Kemenangan ini sekaligus memastikan tim besutan Shin Tae-yong membawa pulang posisi ketiga setelah gagal melangkah ke partai final.
Persija langsung tampil agresif sejak peluit awal dibunyikan. Hasilnya, baru enam menit pertandingan berjalan, Witan Sulaeman berhasil memecah kebuntuan.
Menerima ruang di dalam kotak penalti, pemain Timnas Indonesia itu melepaskan tembakan mendatar ke tiang dekat yang gagal diantisipasi kiper Arema, Syahrul Trisna. Persija unggul cepat 1-0.

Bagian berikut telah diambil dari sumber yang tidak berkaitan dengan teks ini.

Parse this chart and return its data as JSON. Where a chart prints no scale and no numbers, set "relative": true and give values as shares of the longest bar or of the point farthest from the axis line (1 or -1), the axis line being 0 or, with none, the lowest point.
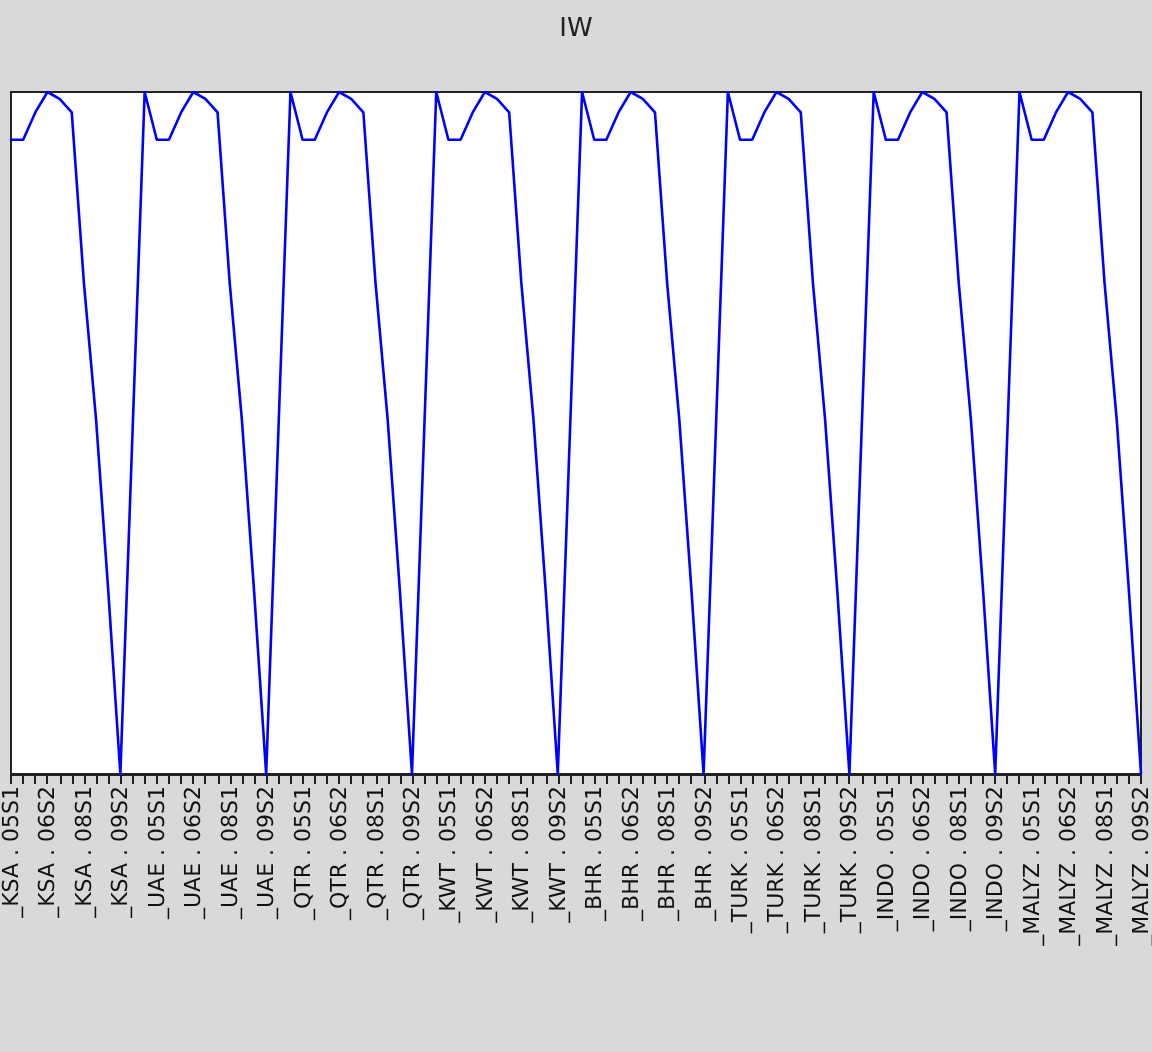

Tertinggal satu gol membuat Arema meningkatkan intensitas serangan. Pada menit ke-12, Gustavo Franca mencoba peruntungan lewat sepakan jarak jauh, namun bola masih melebar dari sasaran.
Upaya Singo Edan akhirnya membuahkan hasil pada menit ke-27. Salim Tuharea sukses memanfaatkan kemelut di depan gawang Persija untuk menyamakan kedudukan menjadi 1-1.
Arema nyaris berbalik unggul menjelang turun minum. Pada menit ke-38, Marcos Vinicius melepaskan tembakan yang masih mampu ditepis Muhammad Hafizh Rizkianur sebelum membentur tiang gawang.
Dua menit kemudian Vinicius kembali menjebol gawang Persija. Namun, gol tersebut dianulir wasit setelah VAR menilai terjadi handball oleh Salim Tuharea dalam proses terciptanya gol.
Skor 1-1 bertahan hingga babak pertama usai.
Memasuki babak kedua, duel berlangsung semakin terbuka. Persija kembali mengambil alih kendali permainan dan akhirnya kembali unggul pada menit ke-72.
Berawal dari aksi apik Witan Sulaeman di sisi sayap, bola dikirim kepada Arlyansyah Abdulmanan yang berdiri bebas di depan gawang. Tanpa kesulitan, Arlyansyah menuntaskan peluang tersebut untuk membawa Persija memimpin 2-1.
Saat Arema berusaha mengejar ketertinggalan, Persija justru memastikan kemenangan lewat serangan balik cepat pada menit ke-87.
Vitor Dethan melakukan aksi individu sebelum melepaskan penyelesaian dingin yang mengubah skor menjadi 3-1.
Persija sebenarnya sempat mencetak gol keempat melalui Witan Sulaeman pada masa injury time. Namun, wasit menganulir gol tersebut karena Vitor Dethan lebih dulu berada dalam posisi offside sebelum memberikan umpan.